Accueil > Université (problèmes et débats) > Slow Science – La désexcellence, par Olivier P. Gosselain - blog de Paul (...)

Slow Science – La désexcellence, par Olivier P. Gosselain - blog de Paul Jorion, 23 août 2011

lundi 5 septembre 2011, par Laurence

Ça a commencé comme ça. Une poignée de collègues issus de disciplines différentes, l’envie de travailler ensemble, un financement de cinq ans, des séminaires réguliers où le plaisir d’échanger se mêlait à un sentiment grisant de progression et, au final, des objets d’étude, des rencontres et des résultats qui dépassaient de loin nos attentes initiales. [1] Une belle histoire de recherche, en somme, pour une petite communauté regroupant des académiques, des doctorants et des étudiants.

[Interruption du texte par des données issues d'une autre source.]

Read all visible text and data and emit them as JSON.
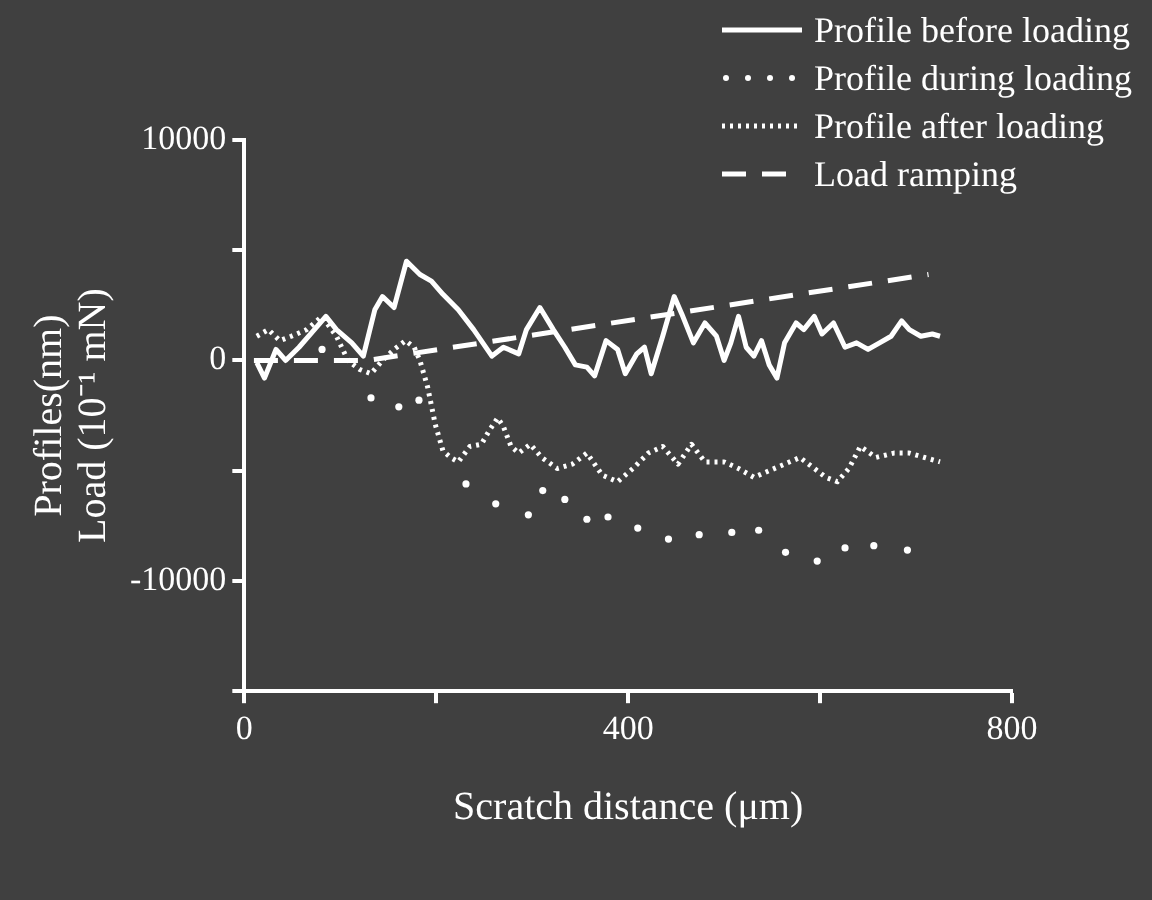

Le groupe n’avait pas en commun que des objectifs scientifiques. Il partageait aussi une conception de la recherche et des relations entre chercheurs centrée sur la convivialité, l’intelligibilité, l’échange et la volonté de bien faire son travail. Rien de révolutionnaire à première vue. Mais le décalage avec les politiques de recherche développées par nos institutions nationales et internationales était pourtant flagrant. Il y avait loin, en effet, entre ces valeurs et les injonctions de productivité, de rentabilité et d’immédiateté inlassablement ressassées par nos managers académiques.

Frappés par ce décalage et convaincus que notre façon de procéder était humainement et scientifiquement plus satisfaisante, nous avons esquissé l’idée d’un mouvement Slow Science – sorte de doigt d’honneur académique à ce Nouvel Ordre de la recherche. La filiation avec Slow Food était d’autant plus évidente que deux des valeurs qui nous tenaient à cœur étaient le plaisir et la créativité. Ici encore, rien de révolutionnaire. Retirez ça de la recherche : que reste-t-il ?

Le hasard a fait que nous avons été soumis quelques temps plus tard à une évaluation de laboratoire. L’outil destiné à mesurer nos performances était un formulaire standard, sorte de canif suisse du coaching en entreprise, avec son inévitable analyse SWOT [2]. C’était déconcertant de naïveté et presque embarrassant à remplir. Mais à une question au moins, portant sur notre conception de la recherche, nous avions apporté une réponse sincère : plaisir et créativité. Ce fut le point de rupture pour les duettistes en costume sombre qui pilotaient le groupe d’évaluation. De tels termes, nous affirmaient-ils, étaient tout simplement inacceptables. Indignes de figurer sur un formulaire d’évaluation et preuves évidentes de notre manque de sérieux.

Émergence d’une communauté

Les évaluateurs et leur rapport sont sortis de notre vie aussi rapidement qu’ils y étaient entrés. L’histoire serait donc sans conséquence, si elle ne soulignait l’énorme décalage qui s’est installé entre une conception bureaucratique de la recherche, fondée sur les préceptes de l’économétrie et de la communication d’entreprise, et sa pratique concrète, fondée sur l’engagement mutuel de chercheurs qui s’efforcent avant tout de faire honnêtement leur travail. Elle conduit également à s’interroger sur ce qu’apporte cette « excellence » dont on nous rabâche inlassablement les oreilles en termes de satisfaction et de réalisation personnelles.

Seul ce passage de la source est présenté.